Re: decision theory papers

From: Brent Meeker <meekerdb.domain.name.hidden>
Date: Thu, 18 Apr 2002 17:39:39 -0700 (PDT)

On Thu, 18 Apr 2002, Wei Dai wrote:

> On Thu, Apr 18, 2002 at 04:15:48PM -0700, Brent Meeker wrote:
> > I don't see this. You seem to be making a proof by contradiction - but I
> > don't see that it works. There is no contradiction is assuming that there
> > is an algorithm that correctly predicts your decision and then you make
> > that decision. You only arrive at an apparent contradiction because you
> > suppose the there is some left out part, "the rest of your brain", that
> > was not taken into account by the algorithm. This is what I meant by
> > incoherent. All that really follows is that *if* there were such an
> > algorithm you would necessarily do what it predicted. If the universe is
> > deterministic and computable, such an algorithm must exist. The only
> > conclusion I see is that if you executed this algorithm you would
> > loose the feeling of free will (of course you would have predicted this).
>
> I think I stated the idea badly before. Let me state it differently: there
> is no algorithm which given the mathematical description of any universe
> and the location of an intelligent being in it, always predicts his
> decision correctly. Suppose this algorithm exists, then we can construct
> (the mathematical description of) a universe where someone runs the
> algorithm on himself and then does the opposite of what it predicts, which
> is a contradiction.

Keeping to the idea of a deterministic universe - wouldn't the
mathematical description of the universe include a description of the
brain of the subject. And if the universe is computable it follows that
the behavoir of the subject is computable.
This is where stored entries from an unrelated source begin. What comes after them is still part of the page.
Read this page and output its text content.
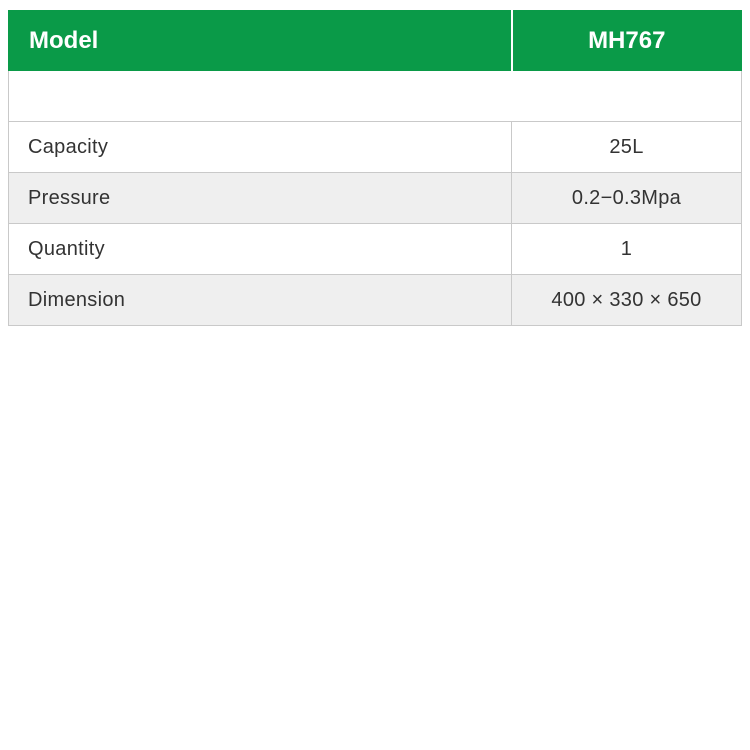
Model	MH767

Capacity	25L
Pressure	0.2−0.3Mpa
Quantity	1
Dimension	400 × 330 × 650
If the person, or anyone else,
runs the algorithm predicting the subjects behavoir - an operation that
will itself occur in the universe and hence is predicted - and *then the
subject doesn't do what is predicted* there is indeed a
contradiction. But the conclusion is only that one of the assumptions is
wrong. I'm pointing to the assumption that the subject could "then do
the opposite of what it predicted" - *that* could be wrong. Thus
saving the other premises.

Obviously the contradiction originates from assuming a deterministic
universe in which someone can decide to do other than what the
deterministic algorithm of the universe says he will do.

Brent Meeker
Time is the best teacher; Unfortunately it kills all it's students!